And while the government can’t always tell if you are telling the truth, two key deadlines are in April in the form of homestead exemption April 1 and the state and national income tax deadline of April 15.
The Chickasaw County Tax Assessor/Collectors office is busy this month as businesses, industry and individuals make changes in finances that affect their taxes for next year.
“One of our biggest deadlines is the Homestead Exemption deadline at the end of March,” said Sue Ard, Chickasaw County Tax Assessor/Collector. “Claiming this exemption can make a big difference in your tax bill.”
And Ard said while the deadlines don’t changes the factors that determine a tax assessment do.
“We don’t set the taxes, we just send the bill and collect the taxes,” said Ard. “This business is all about property assessment and deadlines.”
Ard said the county’s two other major exemptions apply to those over 65 or someone who has become disabled.
“Once you turn 65 or if you become legally disabled, you can get an exemption on the first $75,000 value of your home,” said Ard. “But in both these cases it is not automatic. The property owner has to request these exemptions to qualify for them.”
Ard said changes in ownership, marital status or additions to the property can also change homestead exemptions and should be reported to the county.
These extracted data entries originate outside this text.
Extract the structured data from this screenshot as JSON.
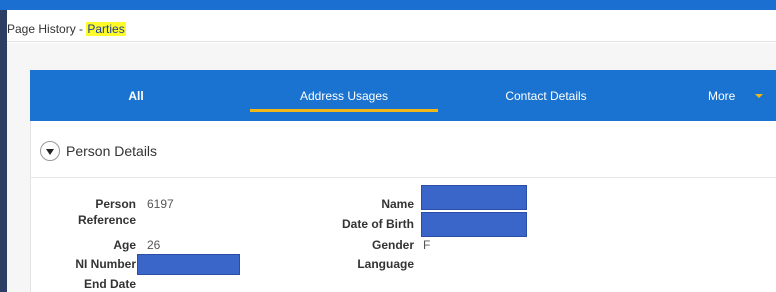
{
  "header": {
    "title_prefix": "Page History - ",
    "title_highlight": "Parties"
  },
  "tabs": [
    {
      "label": "All",
      "active": false
    },
    {
      "label": "Address Usages",
      "active": true
    },
    {
      "label": "Contact Details",
      "active": false
    },
    {
      "label": "More",
      "active": false
    }
  ],
  "section": {
    "title": "Person Details",
    "expanded": true
  },
  "fields": {
    "person_reference": {
      "label_line1": "Person",
      "label_line2": "Reference",
      "value": "6197"
    },
    "age": {
      "label": "Age",
      "value": "26"
    },
    "ni_number": {
      "label": "NI Number",
      "value": ""
    },
    "end_date": {
      "label": "End Date",
      "value": ""
    },
    "name": {
      "label": "Name",
      "value": ""
    },
    "date_of_birth": {
      "label": "Date of Birth",
      "value": ""
    },
    "gender": {
      "label": "Gender",
      "value": "F"
    },
    "language": {
      "label": "Language",
      "value": ""
    }
  },
  "colors": {
    "accent": "#1a73d1",
    "tab_underline": "#f2b817",
    "highlight": "#fffb2a",
    "redaction": "#3b66c9"
  }
}
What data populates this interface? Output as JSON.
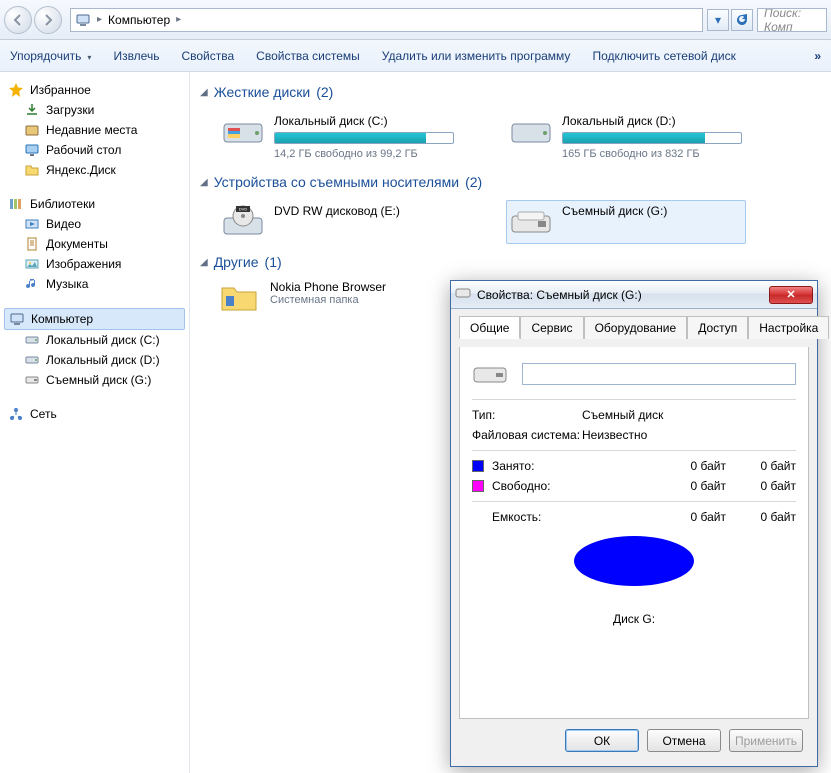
{
  "nav": {
    "breadcrumb": "Компьютер",
    "search_placeholder": "Поиск: Комп"
  },
  "toolbar": {
    "organize": "Упорядочить",
    "eject": "Извлечь",
    "properties": "Свойства",
    "system_properties": "Свойства системы",
    "add_remove_programs": "Удалить или изменить программу",
    "map_network_drive": "Подключить сетевой диск",
    "more": "»"
  },
  "sidebar": {
    "favorites": {
      "label": "Избранное",
      "items": [
        {
          "label": "Загрузки",
          "icon": "download-icon",
          "color": "#2e7d32"
        },
        {
          "label": "Недавние места",
          "icon": "recent-icon",
          "color": "#8d6e3c"
        },
        {
          "label": "Рабочий стол",
          "icon": "desktop-icon",
          "color": "#2a6fb8"
        },
        {
          "label": "Яндекс.Диск",
          "icon": "yandex-icon",
          "color": "#f0c000"
        }
      ]
    },
    "libraries": {
      "label": "Библиотеки",
      "items": [
        {
          "label": "Видео",
          "icon": "video-icon",
          "color": "#3f7fbf"
        },
        {
          "label": "Документы",
          "icon": "documents-icon",
          "color": "#d59b3b"
        },
        {
          "label": "Изображения",
          "icon": "images-icon",
          "color": "#5aa5b8"
        },
        {
          "label": "Музыка",
          "icon": "music-icon",
          "color": "#4a7fca"
        }
      ]
    },
    "computer": {
      "label": "Компьютер",
      "items": [
        {
          "label": "Локальный диск (C:)",
          "icon": "hdd-icon"
        },
        {
          "label": "Локальный диск (D:)",
          "icon": "hdd-icon"
        },
        {
          "label": "Съемный диск (G:)",
          "icon": "removable-icon"
        }
      ]
    },
    "network": {
      "label": "Сеть"
    }
  },
  "content": {
    "sections": [
      {
        "title": "Жесткие диски",
        "count": "(2)",
        "drives": [
          {
            "name": "Локальный диск (C:)",
            "sub": "14,2 ГБ свободно из 99,2 ГБ",
            "fill_pct": 85
          },
          {
            "name": "Локальный диск (D:)",
            "sub": "165 ГБ свободно из 832 ГБ",
            "fill_pct": 80
          }
        ]
      },
      {
        "title": "Устройства со съемными носителями",
        "count": "(2)",
        "drives": [
          {
            "name": "DVD RW дисковод (E:)",
            "icon": "dvd-icon"
          },
          {
            "name": "Съемный диск (G:)",
            "icon": "removable-icon",
            "selected": true
          }
        ]
      },
      {
        "title": "Другие",
        "count": "(1)",
        "folder": {
          "name": "Nokia Phone Browser",
          "sub": "Системная папка"
        }
      }
    ]
  },
  "dialog": {
    "title": "Свойства: Съемный диск (G:)",
    "tabs": [
      "Общие",
      "Сервис",
      "Оборудование",
      "Доступ",
      "Настройка"
    ],
    "active_tab": 0,
    "name_value": "",
    "type_label": "Тип:",
    "type_value": "Съемный диск",
    "fs_label": "Файловая система:",
    "fs_value": "Неизвестно",
    "used_label": "Занято:",
    "used_bytes": "0 байт",
    "used_human": "0 байт",
    "free_label": "Свободно:",
    "free_bytes": "0 байт",
    "free_human": "0 байт",
    "capacity_label": "Емкость:",
    "capacity_bytes": "0 байт",
    "capacity_human": "0 байт",
    "disk_label": "Диск G:",
    "buttons": {
      "ok": "ОК",
      "cancel": "Отмена",
      "apply": "Применить"
    }
  },
  "chart_data": {
    "type": "pie",
    "title": "Диск G:",
    "series": [
      {
        "name": "Занято",
        "value": 0,
        "color": "#0000ff"
      },
      {
        "name": "Свободно",
        "value": 0,
        "color": "#ff00ff"
      }
    ]
  }
}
“If the property changes ownership, if you add a new parcel to your property, if there is the death of a spouse, you get married or divorced or if you turn 65, those are things you need to report,” said Ard. “They can and do make a difference in your tax bill.”
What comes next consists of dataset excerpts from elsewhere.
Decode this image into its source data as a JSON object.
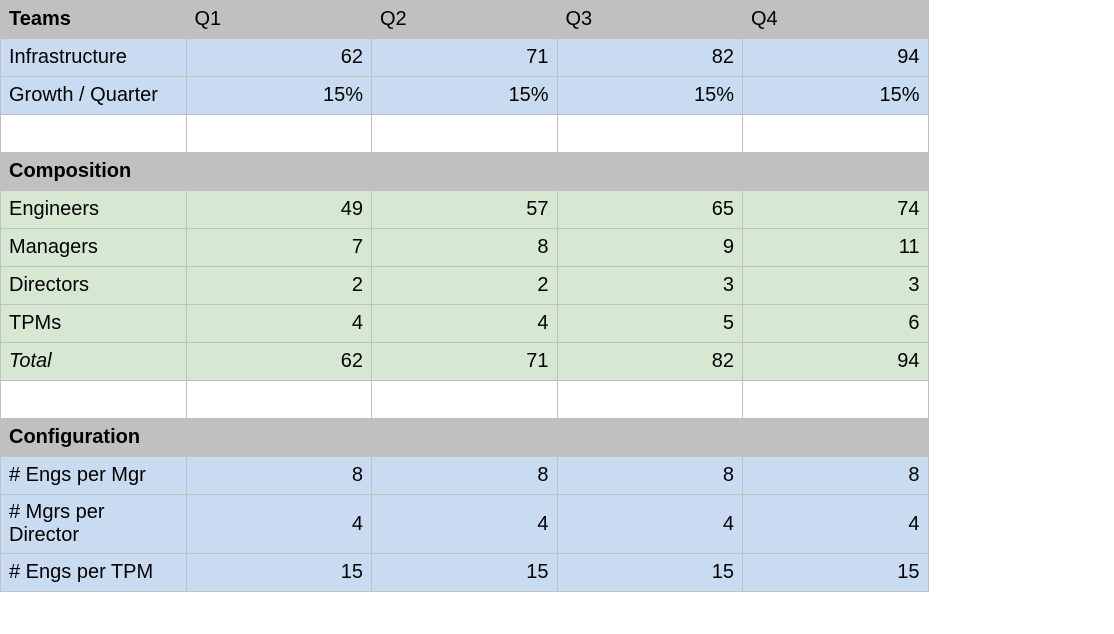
{
  "chart_data": {
    "type": "table",
    "columns": [
      "",
      "Q1",
      "Q2",
      "Q3",
      "Q4"
    ],
    "sections": [
      {
        "header": "Teams",
        "color": "blue",
        "rows": [
          {
            "label": "Infrastructure",
            "values": [
              62,
              71,
              82,
              94
            ]
          },
          {
            "label": "Growth / Quarter",
            "values": [
              "15%",
              "15%",
              "15%",
              "15%"
            ]
          }
        ]
      },
      {
        "header": "Composition",
        "color": "green",
        "rows": [
          {
            "label": "Engineers",
            "values": [
              49,
              57,
              65,
              74
            ]
          },
          {
            "label": "Managers",
            "values": [
              7,
              8,
              9,
              11
            ]
          },
          {
            "label": "Directors",
            "values": [
              2,
              2,
              3,
              3
            ]
          },
          {
            "label": "TPMs",
            "values": [
              4,
              4,
              5,
              6
            ]
          },
          {
            "label": "Total",
            "italic": true,
            "values": [
              62,
              71,
              82,
              94
            ]
          }
        ]
      },
      {
        "header": "Configuration",
        "color": "blue",
        "rows": [
          {
            "label": "# Engs per Mgr",
            "values": [
              8,
              8,
              8,
              8
            ]
          },
          {
            "label": "# Mgrs per Director",
            "values": [
              4,
              4,
              4,
              4
            ]
          },
          {
            "label": "# Engs per TPM",
            "values": [
              15,
              15,
              15,
              15
            ]
          }
        ]
      }
    ]
  },
  "headers": {
    "teams": "Teams",
    "composition": "Composition",
    "configuration": "Configuration",
    "q1": "Q1",
    "q2": "Q2",
    "q3": "Q3",
    "q4": "Q4"
  },
  "rows": {
    "infra": {
      "label": "Infrastructure",
      "q1": "62",
      "q2": "71",
      "q3": "82",
      "q4": "94"
    },
    "growth": {
      "label": "Growth / Quarter",
      "q1": "15%",
      "q2": "15%",
      "q3": "15%",
      "q4": "15%"
    },
    "engineers": {
      "label": "Engineers",
      "q1": "49",
      "q2": "57",
      "q3": "65",
      "q4": "74"
    },
    "managers": {
      "label": "Managers",
      "q1": "7",
      "q2": "8",
      "q3": "9",
      "q4": "11"
    },
    "directors": {
      "label": "Directors",
      "q1": "2",
      "q2": "2",
      "q3": "3",
      "q4": "3"
    },
    "tpms": {
      "label": "TPMs",
      "q1": "4",
      "q2": "4",
      "q3": "5",
      "q4": "6"
    },
    "total": {
      "label": "Total",
      "q1": "62",
      "q2": "71",
      "q3": "82",
      "q4": "94"
    },
    "engsPerMgr": {
      "label": "# Engs per Mgr",
      "q1": "8",
      "q2": "8",
      "q3": "8",
      "q4": "8"
    },
    "mgrsPerDir": {
      "label": "# Mgrs per Director",
      "q1": "4",
      "q2": "4",
      "q3": "4",
      "q4": "4"
    },
    "engsPerTpm": {
      "label": "# Engs per TPM",
      "q1": "15",
      "q2": "15",
      "q3": "15",
      "q4": "15"
    }
  }
}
And reporting those changes is the law.
Ard said most tax breaks or changes in exemptions can be handled with a quick visit to the tax office in either Houston or Okolona, if paperwork is in order.
Ard said Chickasaw County has more than 30 property tax rates and the assessment can vary depending on what school zone someone lives in, if they live in the city and which supervisor district they live in.
Millage rates also vary from town to town.
Houston’s millage rate is 89.85 and Okolona’s is 114.25.
A one-mill increase in the Houston School District raises $57,000 based on last year’s tax rolls. A one-mill increase in the City of Houston raises approximately $28,000. A one-mill increase in Chickasaw County raises approximately $90,000.
“Anybody who ever has a question about their tax bill or what something means on their tax bill can call us and we can sort it out,” said Ard.
And Ard stressed everyone’s tax bill is different.
“Just because a relative or neighbor pays one rate, does not mean you pay the same thing,” Ard explained. “Your taxes will vary depending on which school district you live, what judicial district you live in and whether you live in the city or county. That’s why we urge people to contact us if they have a question.”
County taxes are set by the Chickasaw County Board of Supervisors and city taxes by boards of aldermen in Houston, Okolona, Houlka and Woodland. School taxes are requested by school boards, but ultimately set by city and county governments.
State law allows school trustees to raise ad valorem taxes 4-percent without a referendum. An increase of more than 4-percent requires the issue to be put to a vote, which must pass by 50-percent, plus one vote.
The ultimate taxing authority rests with the Board of Aldermen in Houston, Okolona, Houlka, Woodland and the Chickasaw County Board of Supervisors. Those bodies have traditionally approved school district tax increase under the 4 percent threshold. The law is also rather vague on this tax increase since it also says cities and counties must pass balanced school budgets. Not passing a tax increase could give the district a budget deficit.